Rédaction : Web3 Figures
Pourriez-vous vous présenter brièvement ?
Bonjour à tous, je suis Mirro, gérant d'un sanctuaire. Diplômé en finance de la London School of Economics (LSE), j'ai travaillé dans l'investissement bancaire au sein du secteur financier traditionnel. Par la suite, j'ai passé un certain temps chez Huobi pendant l'ère Li Lin, puis principalement collaboré en tant que consultant indépendant avec diverses institutions.
Pouvez-vous partager avec nous le moment où vous avez rejoint l'écosystème Web3 ?
Du financement traditionnel vers la Web3
Au début de ma carrière, je me suis engagé dans le domaine financier, principalement axé sur l'investissement bancaire et la gestion d'actifs traditionnels. Cependant, par une série de circonstances fortuites et sous l'influence de mentors et d'amis, je me suis progressivement tourné vers l'écosystème Web3. Ces mentors m'ont offert des conseils précieux, m'aidant à mieux comprendre les particularités financières propres à ce domaine. J'y ai découvert un réel intérêt : non seulement il m'offrait un accès plus direct et fiable aux informations de marché, mais il a également renforcé ma compréhension de la transparence des marchés et des dynamiques de jeux asymétriques. Sur ce terrain, j'ai pu pleinement exploiter mes atouts, notamment ma maîtrise des modèles de marché ainsi que mon expertise en liquidité et exécution des transactions.
Avec le temps, j'ai consacré énormément d'efforts à ce secteur. Initialement, je me concentrais sur l'analyse sectorielle, puis je suis progressivement passé à des collaborations avec de grands projets et des amis pour explorer des opportunités communes. Je passais souvent beaucoup de temps à étudier les problématiques de liquidité, analysant et cherchant des solutions aux défis liés à la liquidité et à l'émission d'actifs. À l'avenir, je pense qu'il est crucial de résoudre les problèmes de liquidité et de qualité inégale des actifs sur le marché blockchain. Bien que le marché affiche récemment de bonnes performances et que le prix du BTC ait fortement augmenté, je considère qu'il est encore plus important de savoir identifier des actifs de haute qualité, de les émettre de manière plus juste et efficace, et de pouvoir supporter des volumes importants de capitaux. Il s'agit là d'un défi hérité du dernier cycle haussier, et c'est précisément le domaine que nous continuons d'explorer activement.
Friend Tech apporte de nouvelles perspectives
Friend Tech constitue un excellent exemple : ils ont libéré de la liquidité via une courbe de tarification conjointe. Bien sûr, cette méthode entraîne des frictions et pertes importantes, mais elle nous offre néanmoins de nombreuses révélations. Le fait de traiter chaque compte Twitter comme un actif émettable a suscité chez moi de nouvelles réflexions sur l'émission d'actifs.

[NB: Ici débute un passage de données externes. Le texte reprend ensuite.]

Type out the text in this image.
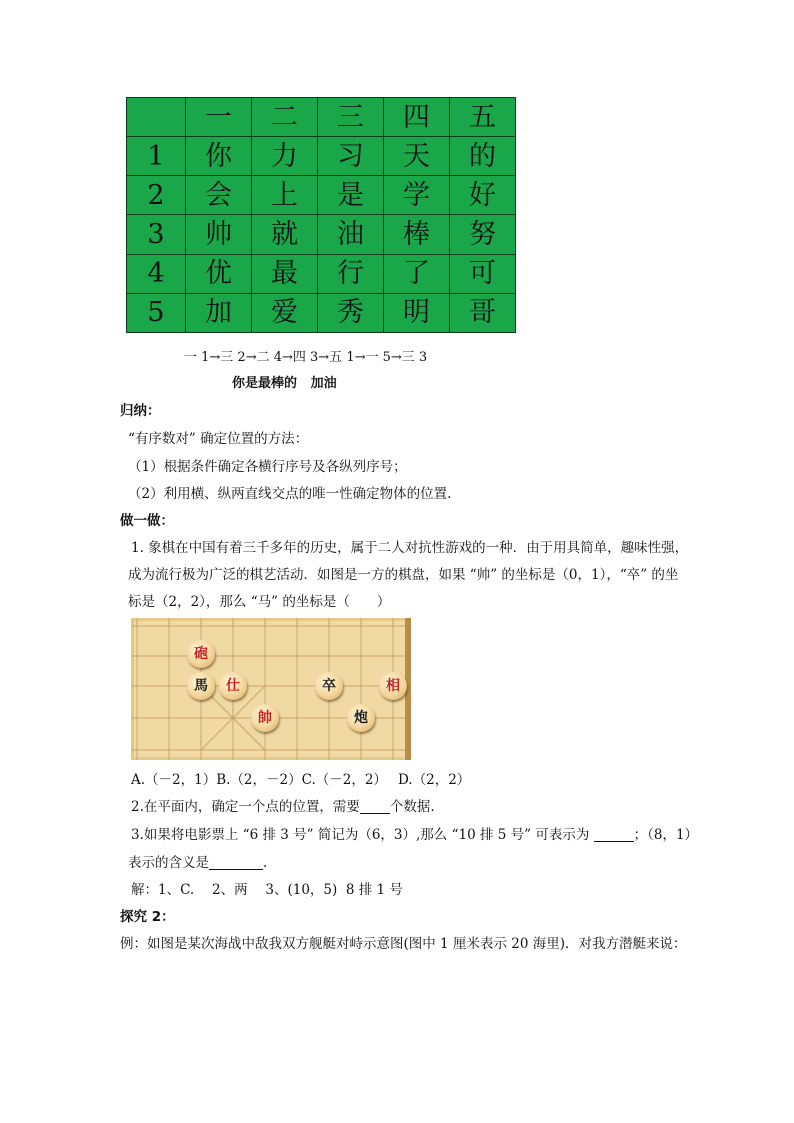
	一	二	三	四	五
1	你	力	习	天	的
2	会	上	是	学	好
3	帅	就	油	棒	努
4	优	最	行	了	可
5	加	爱	秀	明	哥
一 1→三 2→二 4→四 3→五 1→一 5→三 3
你是最棒的   加油
归纳：
“有序数对” 确定位置的方法：
（1）根据条件确定各横行序号及各纵列序号；
（2）利用横、纵两直线交点的唯一性确定物体的位置.
做一做：
1. 象棋在中国有着三千多年的历史，属于二人对抗性游戏的一种．由于用具简单，趣味性强，
成为流行极为广泛的棋艺活动．如图是一方的棋盘，如果 “帅” 的坐标是（0，1），“卒” 的坐
标是（2，2），那么 “马” 的坐标是（　　）
砲
馬	仕
帥
卒
炮
相
A.（－2，1）B.（2，－2）C.（－2，2）　 D.（2，2）
2.在平面内，确定一个点的位置，需要 个数据.
3.如果将电影票上 “6 排 3 号” 简记为（6，3）,那么 “10 排 5 号” 可表示为	；（8，1）
表示的含义是	.
解：1、C.　 2、两　 3、(10，5)  8 排 1 号
探究 2：
例：如图是某次海战中敌我双方舰艇对峙示意图(图中 1 厘米表示 20 海里)．对我方潜艇来说：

Par ailleurs, je ne suis pas particulièrement passionné par le trading spéculatif, bien que j'aie eu quelques expériences dans ce domaine. Les premiers NFT et DeFi ont été mes principaux centres d'intérêt. Toutefois, réaliser des profits est une autre affaire : je ne suis pas adapté au trading sur le marché secondaire. Concernant les projets auxquels j'ai participé, il y en a effectivement beaucoup — certains que j'ai explorés par curiosité, d'autres impliquant des collaborations avec des équipes projet ou de grandes institutions. J'ai suivi assez tôt des projets comme « Milady », surtout en ce qui concerne leur stratégie et leur liquidité. J'ai fourni ponctuellement de la liquidité à ces projets par intérêt personnel, sans toutefois signer d'accord officiel. En outre, j'ai consacré beaucoup de temps à étudier et analyser d'autres projets. J'ai eu la chance d'échanger avec les fondateurs de certains d'entre eux pendant un certain temps. Même si je n'ai pas participé activement, j'ai approfondi ma compréhension de leurs mécanismes et conceptions.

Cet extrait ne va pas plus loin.